I have recently discovered the joy of audiobooks.
‘Child A’, read in a perfectly disinterested fashion by Holliday Grainger worked really well in this format. The jumps in time were often confusing and disconcerting, but on reflection I think they were meant to be. After all, Lex Gracie is not a straightforward narrator…
What’s it about?
Alexandra Gracie, also known as child A, was once famous as the child who escaped.
She escaped from the dirty house at Moor Woods Road where her abusive family had literally chained her up, and she rescued her siblings in the process.
Now, years later, Lex’s mother dies in prison, leaving her eldest daughter a few unloved possessions and an unwanted role as her executor. Lex and her sister, Evie, quickly decide to turn their old house into a community centre, but they’ll need the permission of the other children who shared the House of Horrors with them.
Forced to reflect on her past relationships with her siblings, can Lex really put her terrible childhood behind her?
What’s it like?
Increasingly absorbing. A fascinating insight into the mundanity of evil and the repercussions of a traumatic childhood.
The book’s cover and blurb seem to hint towards a crime thriller, but actually this is more of a character study, infused with a constant sense of menace and entrapment.
Dean portrays perfectly the mundanity of evil. Lex’s parents are not bad people, but they respond badly to disappointment. There’s a question mark raised over Lex’s mother – was she a victim, too? Understandably, this idea isn’t examined in detail as in Lex’s perspective, her parents are a combined force, and this is one of many areas where Dean hints at an unknowable past that never surfaces within Lex’s narration.

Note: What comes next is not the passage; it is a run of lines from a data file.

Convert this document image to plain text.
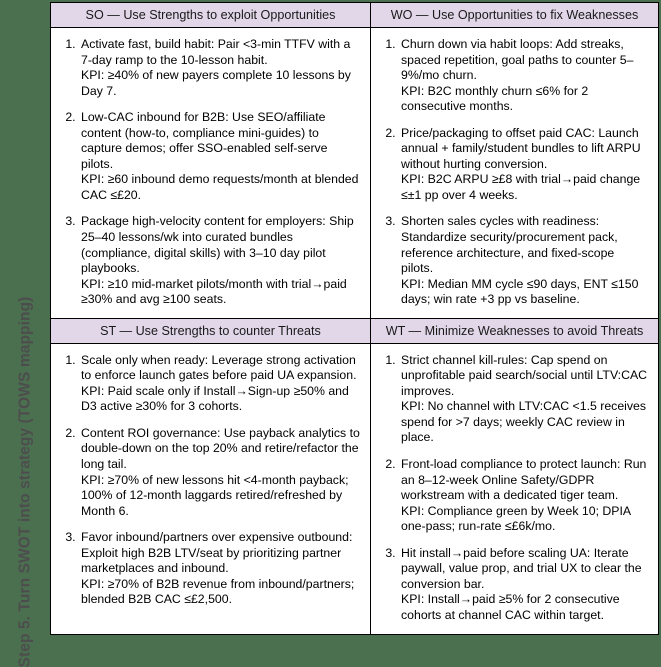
Step 5. Turn SWOT into strategy (TOWS mapping)
SO — Use Strengths to exploit Opportunities	WO — Use Opportunities to fix Weaknesses

1. Activate fast, build habit: Pair <3-min TTFV with a 7-day ramp to the 10-lesson habit.
KPI: ≥40% of new payers complete 10 lessons by Day 7.
2. Low-CAC inbound for B2B: Use SEO/affiliate content (how-to, compliance mini-guides) to capture demos; offer SSO-enabled self-serve pilots.
KPI: ≥60 inbound demo requests/month at blended CAC ≤£20.
3. Package high-velocity content for employers: Ship 25–40 lessons/wk into curated bundles (compliance, digital skills) with 3–10 day pilot playbooks.
KPI: ≥10 mid-market pilots/month with trial→paid ≥30% and avg ≥100 seats.

1. Churn down via habit loops: Add streaks, spaced repetition, goal paths to counter 5–9%/mo churn.
KPI: B2C monthly churn ≤6% for 2 consecutive months.
2. Price/packaging to offset paid CAC: Launch annual + family/student bundles to lift ARPU without hurting conversion.
KPI: B2C ARPU ≥£8 with trial→paid change ≤±1 pp over 4 weeks.
3. Shorten sales cycles with readiness: Standardize security/procurement pack, reference architecture, and fixed-scope pilots.
KPI: Median MM cycle ≤90 days, ENT ≤150 days; win rate +3 pp vs baseline.

ST — Use Strengths to counter Threats	WT — Minimize Weaknesses to avoid Threats

1. Scale only when ready: Leverage strong activation to enforce launch gates before paid UA expansion.
KPI: Paid scale only if Install→Sign-up ≥50% and D3 active ≥30% for 3 cohorts.
2. Content ROI governance: Use payback analytics to double-down on the top 20% and retire/refactor the long tail.
KPI: ≥70% of new lessons hit <4-month payback; 100% of 12-month laggards retired/refreshed by Month 6.
3. Favor inbound/partners over expensive outbound: Exploit high B2B LTV/seat by prioritizing partner marketplaces and inbound.
KPI: ≥70% of B2B revenue from inbound/partners; blended B2B CAC ≤£2,500.

1. Strict channel kill-rules: Cap spend on unprofitable paid search/social until LTV:CAC improves.
KPI: No channel with LTV:CAC <1.5 receives spend for >7 days; weekly CAC review in place.
2. Front-load compliance to protect launch: Run an 8–12-week Online Safety/GDPR workstream with a dedicated tiger team.
KPI: Compliance green by Week 10; DPIA one-pass; run-rate ≤£6k/mo.
3. Hit install→paid before scaling UA: Iterate paywall, value prop, and trial UX to clear the conversion bar.
KPI: Install→paid ≥5% for 2 consecutive cohorts at channel CAC within target.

The siblings are all different: Lex is outwardly successful but obviously very alone; Ethan, the eldest, has also developed a successful career – but has used his past to achieve this; other siblings have been less successful and taken different approaches to soothing their souls. Lex reflects in detail on each child’s history before meeting with them, but as the story moves towards its conclusion, we realise that Lex may forever by Girl A.
Final thoughts
This is definitely a story that plays with your expectations. I began by anticipating a crime thriller, but gradually became immersed in a study of lives blighted by a terrible childhood.
Lex is persistently opaque. She doesn’t know this. She can’t know that. This is, of course, true to the story: she was trapped – chained. But the reader is left with a cold conviction that, even as the final words are spoken, we may have only been told a third of the story. A harrowing third, but by no means the whole terrible story. I think it would be really interesting to discuss this with other readers and explore what we think remained unsaid.
This is a story that I would be tempted to read again in paperback. Despite enjoying the audiobook, I’m conscious that there were a few particularly dramatic moments that I would have liked to reread, to consider them slowly and absorb their implications fully.
Given Dean’s refusal to spell out precisely how life in the house of horrors unfolded – though I felt increasingly like someone should warn Ethan’s fiancée exactly what she was marrying – the ending is a perfect fit for the preceding story. The story of Girl A. The success story. But was she? Could she ever have been?
Penguin Random House have summarised this story well: ‘For readers of Room and Sharp Objects, an absorbing and psychologically immersive novel about a young girl who escapes captivity–but not the secrets that shadow the rest of her life.’